Two problems from Differential Equations; Dynamical Systems, and an Introduction to Chaos (Morris W. Hirsch,Stephen Smale.Robert L. Devaney), examples page 112,113:
If $$A= \begin{pmatrix} 2 & 0 & -1 \\ 0 & 2 & 1 \\ -1 & -1 & 2 \\ \end{pmatrix}$$ … $\lambda =2 , m_{\lambda}=3$ $rank(A-2I)=2 , n_{\lambda}=1 ,k= m_{\lambda}- n_{\lambda}+1=3$ so $$p= \begin{pmatrix} 1& 0 & 1 \\ -1 & 0 & 0 \\ 0 & -1 & 0 \\ \end{pmatrix}$$ by $v_2=(A-2I)v_3, v_1=(A-2I)v_2, v_3 : \begin{cases} (A-2I)^3v_3= 0\\ (A-2I)^2v_3 \not = 0\\ \end{cases} $But $p^{-1}Ap \not =J$ $$p= \begin{pmatrix} 0& 0 & 0 \\ 0& 1 & 0 \\ 0 & 0 & 1 \\ \end{pmatrix} \not = \begin{pmatrix} 2& 1 & 0 \\ 0 & 2 & 1 \\ 0 & 0 & 2 \\ \end{pmatrix}$$ what’s wrong?!

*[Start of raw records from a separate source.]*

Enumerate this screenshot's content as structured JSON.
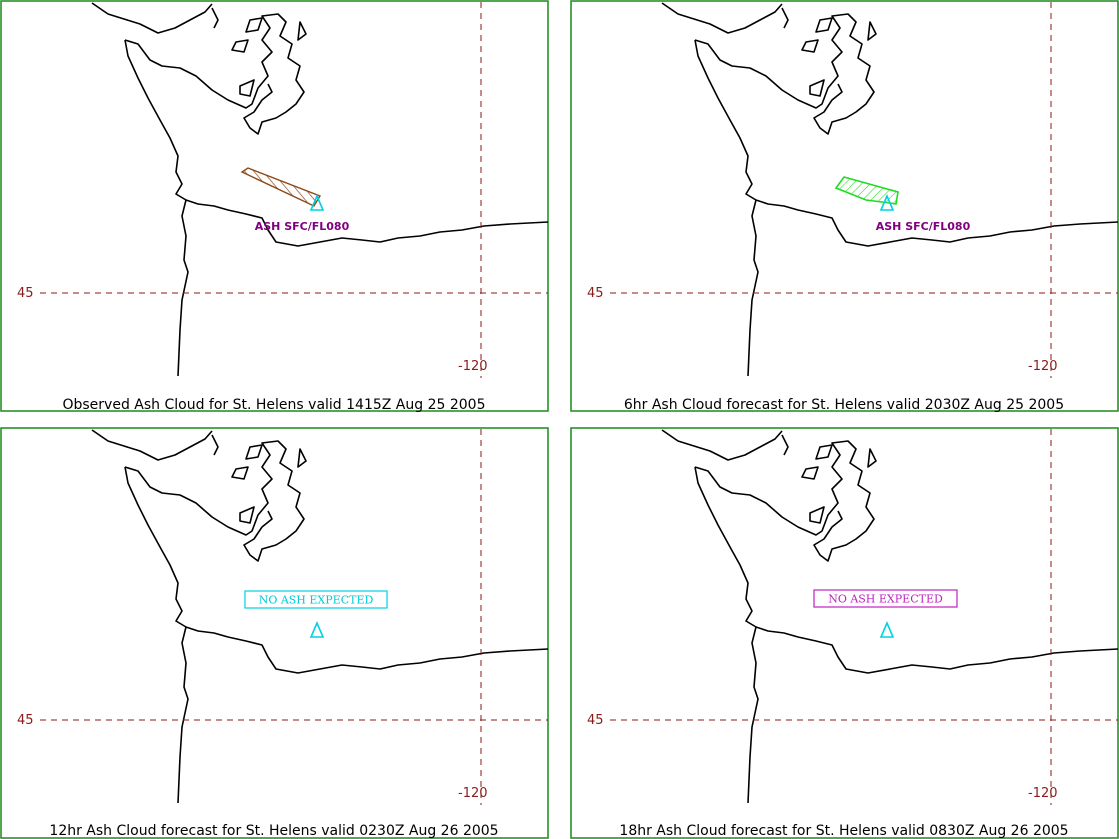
{
  "panels": [
    {
      "caption": "Observed Ash Cloud for St.  Helens valid 1415Z Aug 25 2005",
      "lat_label": "45",
      "lon_label": "-120",
      "annotation": "ASH SFC/FL080"
    },
    {
      "caption": "6hr Ash Cloud forecast for St.  Helens valid 2030Z Aug 25 2005",
      "lat_label": "45",
      "lon_label": "-120",
      "annotation": "ASH SFC/FL080"
    },
    {
      "caption": "12hr Ash Cloud forecast for St.  Helens valid 0230Z Aug 26 2005",
      "lat_label": "45",
      "lon_label": "-120",
      "annotation": "NO ASH EXPECTED"
    },
    {
      "caption": "18hr Ash Cloud forecast for St.  Helens valid 0830Z Aug 26 2005",
      "lat_label": "45",
      "lon_label": "-120",
      "annotation": "NO ASH EXPECTED"
    }
  ]
}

I will assume you understand how they derived $P$. (If not, please respond).
We have:
$$P= \begin{pmatrix}1& 0 & 1 \\-1 & 0 & 0 \\0 & -1 & 0 \end{pmatrix}$$
This give us:
$$P^{-1}= \begin{pmatrix} 0 & -1 & 0 \\0 & 0 & -1 \\1 & 1 & 0 \end{pmatrix}$$
From this we get:
$$P^{-1}AP = \begin{pmatrix} 0 & -1 & 0 \\0 & 0 & -1 \\1 & 1 & 0 \end{pmatrix} \cdot \begin{pmatrix}2 & 0 & -1 \\0 & 2 & 1 \\-1 & -1 & 2 \end{pmatrix} \cdot \begin{pmatrix}1& 0 & 1 \\-1 & 0 & 0 \\0 & -1 & 0 \end{pmatrix} = \begin{pmatrix}2 & 1 & 0 \\ 0 & 2 & 1 \\0 & 0 & 2\end{pmatrix}$$
This validates the authors' solution.
Did you calculate $P^{-1}$ or the product $P^{-1}AP$ incorrectly?